Désorientation idéologique Les résultats aux élections sont effectivement difficiles à interpréter : où sont, par exemple, passées les 56 000 voix recueillies par Jean-Claude Juncker en 2013 ? Elles ne se sont pas reportées sur Marc Spautz, le président du parti, qui reste stable, à 600 voix près, en première place des élus CSV au sud, devant Felix Eischen, Georges Mischo donc, puis les traditionnels Michel Wolter, Jean-Marie Halsdorf, Gilles Roth ou Nancy Kemp-Arendt – anciens matadors dont les résultats ne bougent que peu. Sur le plan national, le CSV a perdu aussi bien en suffrages de liste qu’en suffrages nominatifs.
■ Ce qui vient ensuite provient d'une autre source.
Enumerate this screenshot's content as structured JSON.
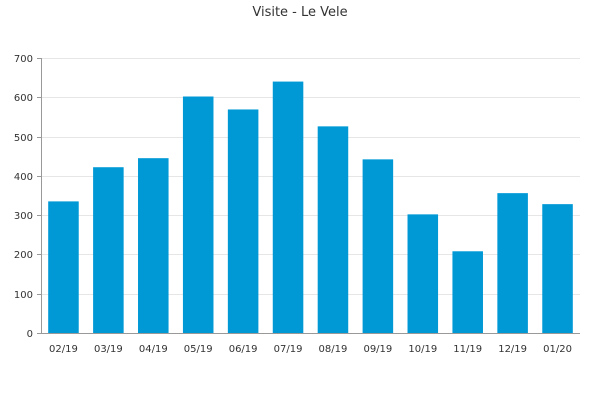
{
  "chart_data": {
    "type": "bar",
    "title": "Visite - Le Vele",
    "categories": [
      "02/19",
      "03/19",
      "04/19",
      "05/19",
      "06/19",
      "07/19",
      "08/19",
      "09/19",
      "10/19",
      "11/19",
      "12/19",
      "01/20"
    ],
    "values": [
      335,
      422,
      445,
      602,
      569,
      640,
      526,
      442,
      302,
      208,
      356,
      328
    ],
    "ylim": [
      0,
      700
    ],
    "yticks": [
      0,
      100,
      200,
      300,
      400,
      500,
      600,
      700
    ],
    "grid": true,
    "bar_color": "#0099d6"
  }
}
À l’Est. Françoise Hetto, Octavie Modert et Léon Gloden perdent des milliers de voix, alors qu’au centre, le retour de la très médiatique (et très ancienne : elle a 67 ans et fut élue députée pour la première fois il y a presque quarante ans) Viviane Reding n’a pas eu l’effet escompté : elle se classe quatrième, derrière Diane Adehm, mais devant Marc Lies. Le mauvais score de Laurent Mosar, sixième (et moins 4 200 voix) est aussi surprenant que le bon score de Paul Galles, curé défroqué hyperactif et nouvellement élu au conseil communal de la capitale. Elisabeth Margue, présidente du CSJ, le talonne, mais rate l’entrée au parlement.
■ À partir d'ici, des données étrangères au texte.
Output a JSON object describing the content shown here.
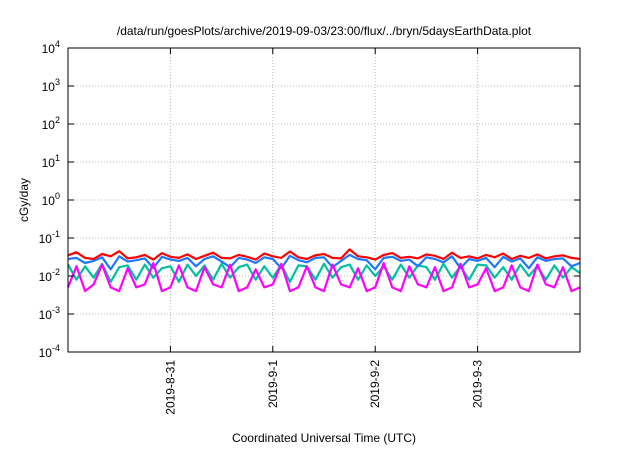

Impossible de lire un message clair des électeurs dans ces résultats mitigés : ils semblent approuver les jeunes, pour autant qu’ils sont très à droite, comme Paul Galles, qui milite avec sa foi sur les réseaux sociaux et ailleurs, ou localement impliqués, comme Wilmes et Mischo. Et ils n’acclament plus les anciens. Car si on ne peut effectivement pas dire que Wiseler a totalement échoué, il fut, par son caractère consensuel, son pire ennemi. Il lui manque la verve et l’enthousiasme pour tracer une politique de droite, et peut-être aussi plus traditionaliste, claire et engagée. En se montrant aussi libéral que le DP (sur les questions sociétales et économiques), aussi proche des petites gens que le LSAP (en proposant des adaptations fiscales) et moins conservateur que les écologistes (protecteurs de la nature et du patrimoine), le CSV a perdu son profil. Et avec lui son électorat. Qui, par conséquent, se promène à gauche et à droite.